I will say that looking down from above (as in North of you, not as in implied superiority), it seemed apt. APT! (Thanks Lisa for my favourite Simpsons quote).
Overall it made some good points and had some funny lines. But some of it was a bit over the top. I think they could have been more effective if they used more subtlety.
IMHO, Simpsons is at its worst when it’s trying to Make A Point. I don’t watch The Simpsons for insightful social commentary, and this episode was a good example why.
Although I tended to agree with most of the points made in the ep it just wasn’t that funny. I’m glad to see sharp politically oriented satire that originates from the left ANYTIME, but it wasn’t all that … funny. And God, those Republicans are funny nowadays.
The point made was wonderful, it just completely lacked any subtlety. I think they’ve succumbed to the South Park “beat us over the head with a sledgehammer” strategy. And the opening - what the hell was that? The idea of drug-addicts stealing hypodermic needles might be funny if the situation that led to the needles being there were at all plausible, but it wasn’t. It was completely surrealistic. Irony only works if it’s based on a situation that either does or might actually exist.
Although I did like the joke about swimming to Oakland because they couldn’t afford to swim to San Francisco.
I thought it was pretty heavy-handed, as their social commentary-type episodes usually are. The “Homer gets a gun” one and the illegal immigration one being others that immediately spring to mind.
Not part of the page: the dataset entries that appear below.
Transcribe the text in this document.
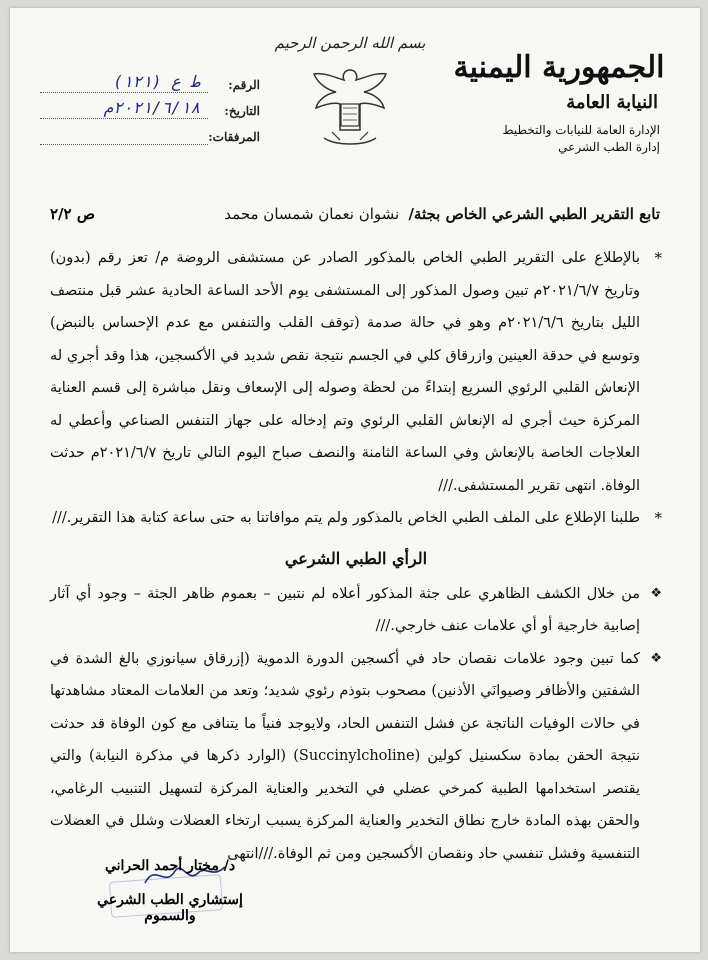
الجمهورية اليمنية
النيابة العامة
الإدارة العامة للنيابات والتخطيط
إدارة الطب الشرعي
بسم الله الرحمن الرحيم
الرقم:
ط ع (١٢١)
التاريخ:
٢٠٢١/٦/١٨م
المرفقات:
تابع التقرير الطبي الشرعي الخاص بجثة/ نشوان نعمان شمسان محمد
ص ٢/٢
*
بالإطلاع على التقرير الطبي الخاص بالمذكور الصادر عن مستشفى الروضة م/ تعز رقم (بدون) وتاريخ ٢٠٢١/٦/٧م تبين وصول المذكور إلى المستشفى يوم الأحد الساعة الحادية عشر قبل منتصف الليل بتاريخ ٢٠٢١/٦/٦م وهو في حالة صدمة (توقف القلب والتنفس مع عدم الإحساس بالنبض) وتوسع في حدقة العينين وازرقاق كلي في الجسم نتيجة نقص شديد في الأكسجين، هذا وقد أجري له الإنعاش القلبي الرئوي السريع إبتداءً من لحظة وصوله إلى الإسعاف ونقل مباشرة إلى قسم العناية المركزة حيث أجري له الإنعاش القلبي الرئوي وتم إدخاله على جهاز التنفس الصناعي وأعطي له العلاجات الخاصة بالإنعاش وفي الساعة الثامنة والنصف صباح اليوم التالي تاريخ ٢٠٢١/٦/٧م حدثت الوفاة. انتهى تقرير المستشفى.///
*
طلبنا الإطلاع على الملف الطبي الخاص بالمذكور ولم يتم موافاتنا به حتى ساعة كتابة هذا التقرير.///
الرأي الطبي الشرعي
❖
من خلال الكشف الظاهري على جثة المذكور أعلاه لم نتبين – بعموم ظاهر الجثة – وجود أي آثار إصابية خارجية أو أي علامات عنف خارجي.///
❖
كما تبين وجود علامات نقصان حاد في أكسجين الدورة الدموية (إزرقاق سيانوزي بالغ الشدة في الشفتين والأظافر وصيوانَي الأذنين) مصحوب بتوذم رئوي شديد؛ وتعد من العلامات المعتاد مشاهدتها في حالات الوفيات الناتجة عن فشل التنفس الحاد، ولايوجد فنياً ما يتنافى مع كون الوفاة قد حدثت نتيجة الحقن بمادة سكسنيل كولين (Succinylcholine) (الوارد ذكرها في مذكرة النيابة) والتي يقتصر استخدامها الطبية كمرخي عضلي في التخدير والعناية المركزة لتسهيل التنبيب الرغامي، والحقن بهذه المادة خارج نطاق التخدير والعناية المركزة يسبب ارتخاء العضلات وشلل في العضلات التنفسية وفشل تنفسي حاد ونقصان الأكسجين ومن ثم الوفاة.///انتهى
د/ مختار أحمد الحراني
إستشاري الطب الشرعي والسموم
They’re better when the commentary is in throw-away lines.
They should leave Making A Point ™ to South Park, which usually somehow manages to be both preachy and funny at the same time. The Simpsons…not so much.
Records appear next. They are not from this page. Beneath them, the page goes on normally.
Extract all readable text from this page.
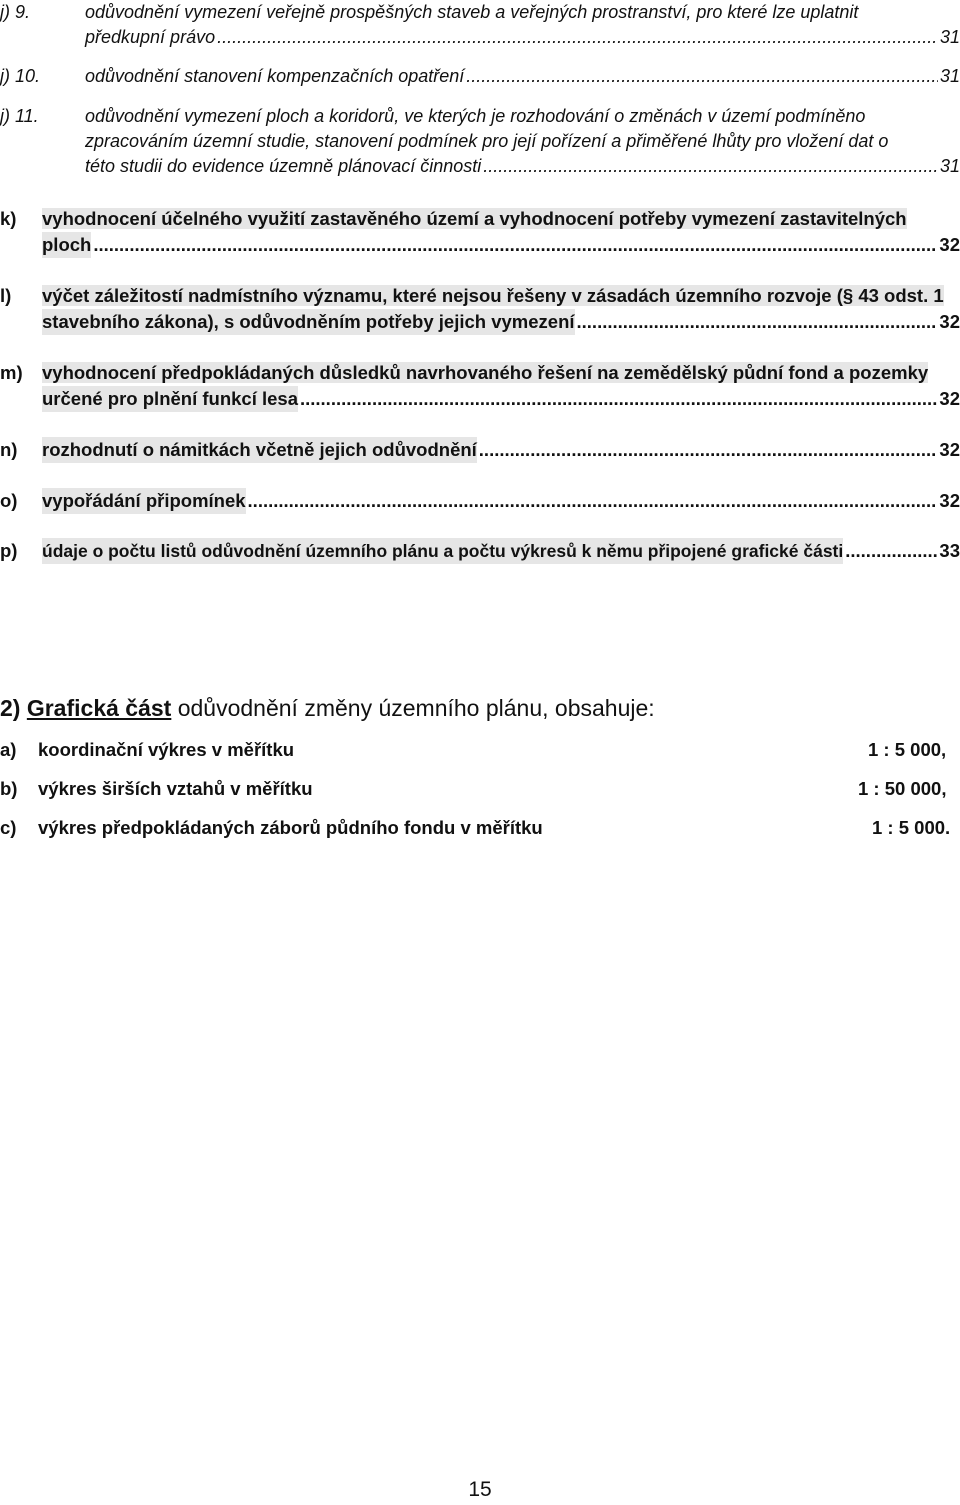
j) 9.	odůvodnění vymezení veřejně prospěšných staveb a veřejných prostranství, pro které lze uplatnit
předkupní právo .....	31
j) 10.	odůvodnění stanovení kompenzačních opatření .....	31
j) 11.	odůvodnění vymezení ploch a koridorů, ve kterých je rozhodování o změnách v území podmíněno
zpracováním územní studie, stanovení podmínek pro její pořízení a přiměřené lhůty pro vložení dat o
této studii do evidence územně plánovací činnosti .....	31
k)	vyhodnocení účelného využití zastavěného území a vyhodnocení potřeby vymezení zastavitelných
ploch .....	32
l)	výčet záležitostí nadmístního významu, které nejsou řešeny v zásadách územního rozvoje (§ 43 odst. 1
stavebního zákona), s odůvodněním potřeby jejich vymezení .....	32
m)	vyhodnocení předpokládaných důsledků navrhovaného řešení na zemědělský půdní fond a pozemky
určené pro plnění funkcí lesa .....	32
n)	rozhodnutí o námitkách včetně jejich odůvodnění .....	32
o)	vypořádání připomínek .....	32
p)	údaje o počtu listů odůvodnění územního plánu a počtu výkresů k němu připojené grafické části .....	33
2) Grafická část odůvodnění změny územního plánu, obsahuje:
a) koordinační výkres v měřítku	1 : 5 000,
b) výkres širších vztahů v měřítku	1 : 50 000,
c) výkres předpokládaných záborů půdního fondu v měřítku	1 : 5 000.
15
And if they were trying to Make A Point, they didn’t do so very well: since it was so unrealistic (even by Simpsons standards) and over-the-top, it’s easy to dismiss by anyone who isn’t already on board.
As for how on-target it was, I honestly don’t know. I don’t know how much of the jingoism, hyperpatriotism, and intolerance of criticism of America that was portrayed is reflected by reality. I personally haven’t seen much. And there doesn’t seem to be any shortage of U.S. criticism; this Simpson’s ep was hardly a lone voice crying in the wilderness.
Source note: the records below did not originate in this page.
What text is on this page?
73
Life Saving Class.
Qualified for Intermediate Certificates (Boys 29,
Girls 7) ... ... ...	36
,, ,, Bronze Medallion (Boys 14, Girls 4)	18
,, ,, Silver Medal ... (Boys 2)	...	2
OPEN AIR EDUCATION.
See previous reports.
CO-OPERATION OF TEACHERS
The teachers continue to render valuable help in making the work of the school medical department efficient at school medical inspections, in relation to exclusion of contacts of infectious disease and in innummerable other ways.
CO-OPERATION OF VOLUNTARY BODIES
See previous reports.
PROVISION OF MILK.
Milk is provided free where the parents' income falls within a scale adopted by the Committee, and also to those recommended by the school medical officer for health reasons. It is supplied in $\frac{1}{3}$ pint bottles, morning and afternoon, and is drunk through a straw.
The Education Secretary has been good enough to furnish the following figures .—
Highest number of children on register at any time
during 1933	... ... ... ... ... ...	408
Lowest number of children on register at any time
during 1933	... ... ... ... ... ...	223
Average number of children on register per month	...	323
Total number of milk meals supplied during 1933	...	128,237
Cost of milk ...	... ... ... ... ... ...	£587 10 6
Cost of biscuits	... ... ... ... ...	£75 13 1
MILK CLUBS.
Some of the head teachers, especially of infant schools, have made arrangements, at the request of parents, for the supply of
I thought it was very funny! And considering the turnaround time on Simpson’s episodes, they would have been “lone voices crying in the wilderness” while they were producing it. Especially considering they were making it for Fox.
It really did seem low in the joke ratio department, esp. given how easy the target is. And the show just “ended”. A definite “That’s it?” kind of feeling.
My fave: the reference to “The Goverment Can Do What It Wants Act.”
One thing interesting about this season is how many of the shows should have come out earlier. This one should have been released at least a half year ago. The George Lucas one is years out-of-date. Etc.
There’s something uneven going on in the production schedule.
You know, I’ve been thinking about this, and I feel like it goes beyond this one episode, and really could be a valid criticism of the show in general. Remember back in its prime, when they would do the Halloween specials where all of a sudden the Simpson’s world became unrealistic? They would offer some premise as to why it was that way, such as the family taking turns telling ghost stories, etc. It was funny because some crazy thing would happen, like Homer building a time-machine out of the toaster, or dolphins ruling the world, or space-aliens inhabiting the bodies of Clinton and Dole, but you always knew that next week, you would be back in the normal Simpsons world, which at least had some semblance of reality.
But now they aren’t even bothering with any sort of premise as to why surrealistic things happen. They just do whenever they feel like it. So it has no effect anymore. To me that’s just lazy writing - don’t bother with plausibility at all, just make a crazy Simpsons world where anything can happen.
Or maybe it’s just that the completely off-the-wall gags were always throw-aways before, and now they seem to be making the whole plot off-the-wall.
Really? You aren’t seeing any of that in the U.S. today? I sure am.
For The Simpsons, this episode was way over the top. In fact, it made me wonder if the writers, knowing the series is an overflowing cashbox for Fox, were trying to see how often they could bite the right-hand that feeds it (i.e., News Corp and Murdoch). I figured that if Fox did call them on it, they could merely argue that the lampoon of the Republicans and hyper-patriotism was so unsubtle and heavy-handed that it was meant as a satire of liberal hysteria and overreaction to the policies of the Bush administation.